Around that time, a bill in the Georgia legislature proposed to forbid white teachers from instructing black children. It threatened the closure of schools co-founded by Ignatius Lissner in Georgia and staffed by Franciscan Sisters of the Immaculate Conception. When the two African-American congregations, the Oblate Sisters of Providence and the Holy Family Sisters, could supply no help, Lissner decided to form a new one. In 1915, while working at Trinity College in Washington, DC, Williams learned that Lissner, provincial of the Society of African Missions, needed a religious to found a congregation of black sisters in Savannah. On October 15, 1916, received the habit of the new order and took the name of Mother Mary Theodore.

The Georgia bill never passed, and the new sisters found little support. They taught by day and, to supplement their meagre earnings, ran a laundry business at night and begged along the waterfront on weekends. Thus, the sisters decided in 1924 to move the motherhouse of the congregation to Harlem in northern Manhattan, where it remains.

By 1925, there were sixteen members, eventually including women from the West Indies. In 1930, Williams had the congregation enrolled in the Franciscan family as members of the Third Order Regular, thus becoming the Franciscan Handmaids of the Most Pure Heart of Mary. During the Depression, the sisters established a soup kitchen.
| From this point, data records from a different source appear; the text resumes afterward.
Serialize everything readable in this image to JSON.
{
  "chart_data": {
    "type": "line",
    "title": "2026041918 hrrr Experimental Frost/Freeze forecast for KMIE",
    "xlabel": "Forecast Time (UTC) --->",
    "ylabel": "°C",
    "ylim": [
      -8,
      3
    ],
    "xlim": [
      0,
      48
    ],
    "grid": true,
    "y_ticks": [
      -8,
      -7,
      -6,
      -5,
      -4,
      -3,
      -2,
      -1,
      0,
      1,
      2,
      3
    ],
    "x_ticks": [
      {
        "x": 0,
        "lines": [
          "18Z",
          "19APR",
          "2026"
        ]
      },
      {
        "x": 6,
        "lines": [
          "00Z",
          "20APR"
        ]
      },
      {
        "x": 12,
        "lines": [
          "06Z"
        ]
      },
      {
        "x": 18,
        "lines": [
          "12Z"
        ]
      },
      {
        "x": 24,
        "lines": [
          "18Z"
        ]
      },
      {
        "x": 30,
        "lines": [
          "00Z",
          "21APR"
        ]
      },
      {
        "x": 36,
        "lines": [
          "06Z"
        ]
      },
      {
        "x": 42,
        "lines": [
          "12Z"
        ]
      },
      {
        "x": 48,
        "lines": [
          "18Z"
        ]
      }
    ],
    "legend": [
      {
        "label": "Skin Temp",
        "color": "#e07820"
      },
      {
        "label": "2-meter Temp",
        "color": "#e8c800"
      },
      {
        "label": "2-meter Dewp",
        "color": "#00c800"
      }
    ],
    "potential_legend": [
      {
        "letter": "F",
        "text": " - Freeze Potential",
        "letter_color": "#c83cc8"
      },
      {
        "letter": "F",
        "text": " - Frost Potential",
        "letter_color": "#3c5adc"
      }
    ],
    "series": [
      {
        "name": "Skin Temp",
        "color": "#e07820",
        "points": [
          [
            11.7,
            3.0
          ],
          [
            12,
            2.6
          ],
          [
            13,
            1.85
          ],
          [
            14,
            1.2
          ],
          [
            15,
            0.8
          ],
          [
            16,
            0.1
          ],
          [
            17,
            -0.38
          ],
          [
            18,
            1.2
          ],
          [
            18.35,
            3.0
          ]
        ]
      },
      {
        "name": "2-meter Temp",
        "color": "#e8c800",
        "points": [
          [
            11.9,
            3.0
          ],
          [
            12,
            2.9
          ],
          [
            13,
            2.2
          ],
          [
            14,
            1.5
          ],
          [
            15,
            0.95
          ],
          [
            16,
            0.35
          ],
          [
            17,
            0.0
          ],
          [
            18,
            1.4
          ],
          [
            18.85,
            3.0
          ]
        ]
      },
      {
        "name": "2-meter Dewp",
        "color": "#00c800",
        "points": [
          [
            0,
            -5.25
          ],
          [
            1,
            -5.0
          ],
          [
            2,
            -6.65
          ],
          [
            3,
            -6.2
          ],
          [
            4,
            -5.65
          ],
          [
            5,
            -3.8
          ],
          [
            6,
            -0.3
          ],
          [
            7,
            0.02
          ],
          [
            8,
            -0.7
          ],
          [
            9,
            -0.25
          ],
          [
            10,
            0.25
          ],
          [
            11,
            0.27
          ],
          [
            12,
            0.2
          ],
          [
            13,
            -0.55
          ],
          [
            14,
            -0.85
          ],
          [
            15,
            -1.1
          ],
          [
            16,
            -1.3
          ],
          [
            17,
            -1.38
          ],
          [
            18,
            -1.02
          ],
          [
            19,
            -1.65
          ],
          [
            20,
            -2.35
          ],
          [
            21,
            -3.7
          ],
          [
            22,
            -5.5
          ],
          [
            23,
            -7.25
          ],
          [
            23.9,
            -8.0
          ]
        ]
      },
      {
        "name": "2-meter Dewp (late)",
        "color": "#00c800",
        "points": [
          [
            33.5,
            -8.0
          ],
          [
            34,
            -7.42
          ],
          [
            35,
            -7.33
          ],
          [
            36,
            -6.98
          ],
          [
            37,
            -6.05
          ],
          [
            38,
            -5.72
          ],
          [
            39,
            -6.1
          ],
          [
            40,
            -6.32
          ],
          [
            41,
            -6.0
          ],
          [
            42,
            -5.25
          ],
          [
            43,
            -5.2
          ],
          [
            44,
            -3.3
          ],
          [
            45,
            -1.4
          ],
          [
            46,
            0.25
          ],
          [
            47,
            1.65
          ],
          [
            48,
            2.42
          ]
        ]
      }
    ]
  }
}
Williams died in New York in August 1931.

=== Modern history ===
From 1952 to 2003 the sisters ran a summer camp on Staten Island, providing summer getaways for thousands of youth from New York City and North and South Carolina.

At its height in the 1960s, the congregation counted 80 sisters. As of 2010, there were 18 sisters, mostly age sixty or older. In 2014, the order's closing was anticipated, but encouraged by Pope Francis, the sisters extended their outreach to other parts of the United States, the Caribbean, and Africa. In 2017, there were twenty-four sisters, with seven in formation. The sisters then put the Harlem motherhouse up for sale, as there were only three sisters living there.

The sisters continue to operate St. Benedict’s Day Nursery. Founded in 1923 at the request of Patrick Cardinal Hayes, it celebrated its 85th anniversary in 2008. Initially providing custodial care, it became one of the first pre-school educational programs in the United States.

The St. Edward Food Pantry is another of the ministries of the sisters. The order has operated a food pantry on Staten Island since 1928. The food pantry collects food, clothing, gifts and toys for distribution during the Christmas season. The sisters serve in Harlem, Staten Island, Yonkers and Owerri, Nigeria.